Any suggestions you all have for helping me set up my system would be great. Currently, I have a 20 lb CO2 tank and two corny kegs filled with ale and conditioning. Tomorrow or Monday's mail will bring a CO2 regulator, gas and beer connections, a lot of gas and beer tubing, and a picnic tap.

Until I get a refrigerator that I can drill into, I am going to use this system for "special events" either keeping the kegs on ice during a party or putting the whole setup in my garage fridge until my wife yells at me to get it out.

Any thoughts?
 
Here you go. This is the best one that I have found. I have two different styles of beer and a root beer on tap at three different pressures with three different lengths of 3/16" beer line. Everything is balanced, I carbonate and serve with out adjusting pressures, and my pours are perfect on all three taps.

John

Draft system line balancing
 
For those of us who are merely splitting CO2 between 2 kegs, I have read from a couple places that you can force carb based on temp. and volumes of CO2 at the given pressure, and once carbed back off to serving pressure. These resources (http://www.leeners.com/kegginghow2.html) for example say that once you back off to serving pressure, your system will of course move back to equilibrium, but that this process if very slow.

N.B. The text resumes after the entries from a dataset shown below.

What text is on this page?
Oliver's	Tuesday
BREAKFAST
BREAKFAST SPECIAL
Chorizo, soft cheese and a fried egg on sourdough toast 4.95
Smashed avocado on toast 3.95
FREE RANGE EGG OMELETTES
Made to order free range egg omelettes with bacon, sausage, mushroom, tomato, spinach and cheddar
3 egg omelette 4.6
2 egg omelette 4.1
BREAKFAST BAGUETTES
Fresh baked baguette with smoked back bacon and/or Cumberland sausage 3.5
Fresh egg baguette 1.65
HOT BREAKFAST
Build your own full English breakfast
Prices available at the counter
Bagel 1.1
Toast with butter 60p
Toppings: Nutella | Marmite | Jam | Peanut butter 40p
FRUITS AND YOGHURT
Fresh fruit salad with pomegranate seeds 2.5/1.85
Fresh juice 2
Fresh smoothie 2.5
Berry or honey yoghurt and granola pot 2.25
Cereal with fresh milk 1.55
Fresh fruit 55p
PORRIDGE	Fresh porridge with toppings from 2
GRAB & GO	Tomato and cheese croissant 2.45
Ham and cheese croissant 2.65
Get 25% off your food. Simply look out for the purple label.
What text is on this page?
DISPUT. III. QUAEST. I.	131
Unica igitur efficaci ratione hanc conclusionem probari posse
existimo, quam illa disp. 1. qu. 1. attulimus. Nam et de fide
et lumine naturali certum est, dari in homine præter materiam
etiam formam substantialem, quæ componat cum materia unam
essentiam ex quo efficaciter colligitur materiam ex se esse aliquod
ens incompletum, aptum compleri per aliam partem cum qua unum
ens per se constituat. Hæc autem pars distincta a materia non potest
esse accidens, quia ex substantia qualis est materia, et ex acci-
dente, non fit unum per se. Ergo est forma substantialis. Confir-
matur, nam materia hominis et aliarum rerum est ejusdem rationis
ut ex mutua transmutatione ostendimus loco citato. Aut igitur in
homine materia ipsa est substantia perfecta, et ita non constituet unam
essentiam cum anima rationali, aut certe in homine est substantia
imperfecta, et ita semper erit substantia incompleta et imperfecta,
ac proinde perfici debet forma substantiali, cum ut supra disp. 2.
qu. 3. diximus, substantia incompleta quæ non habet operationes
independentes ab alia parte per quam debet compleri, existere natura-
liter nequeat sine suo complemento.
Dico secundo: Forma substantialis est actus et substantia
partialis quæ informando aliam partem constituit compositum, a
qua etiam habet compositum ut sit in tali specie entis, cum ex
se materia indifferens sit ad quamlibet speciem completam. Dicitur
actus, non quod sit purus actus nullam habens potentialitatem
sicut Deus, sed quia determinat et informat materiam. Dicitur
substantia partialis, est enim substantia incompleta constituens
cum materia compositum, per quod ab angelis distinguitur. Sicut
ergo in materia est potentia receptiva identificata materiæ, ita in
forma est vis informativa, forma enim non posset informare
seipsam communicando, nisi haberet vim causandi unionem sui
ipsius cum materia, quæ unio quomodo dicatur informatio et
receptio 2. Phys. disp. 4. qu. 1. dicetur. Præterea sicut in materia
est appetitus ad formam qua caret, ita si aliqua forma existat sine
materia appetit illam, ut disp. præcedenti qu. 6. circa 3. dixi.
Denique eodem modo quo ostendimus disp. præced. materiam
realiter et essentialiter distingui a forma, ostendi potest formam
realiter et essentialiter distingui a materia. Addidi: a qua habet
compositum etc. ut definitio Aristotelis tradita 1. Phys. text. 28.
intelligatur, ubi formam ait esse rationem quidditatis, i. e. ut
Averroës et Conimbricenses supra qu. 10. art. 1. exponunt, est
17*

Well my question...how slow is it? I'm just curious as this will likely be my method for the time being...
 
clayof2day said:
For those of us who are merely splitting CO2 between 2 kegs, I have read from a couple places that you can force carb based on temp. and volumes of CO2 at the given pressure, and once carbed back off to serving pressure. These resources (http://www.leeners.com/kegginghow2.html) for example say that once you back off to serving pressure, your system will of course move back to equilibrium, but that this process if very slow. Well my question...how slow is it? I'm just curious as this will likely be my method for the time being...
I'd say it will balance just as fast as it did when you first carbonated it. It normally takes around five to seven days to carbonate...so I'd say it would be around that same time to adjust to a lower carbonation level when you back off the pressure.

This is just me talking though. I've never tried it and don't want the bother. I just consult the tables, set my pressure then wait - about a week later, I just serve and don't play with my pressure settings. Why bother?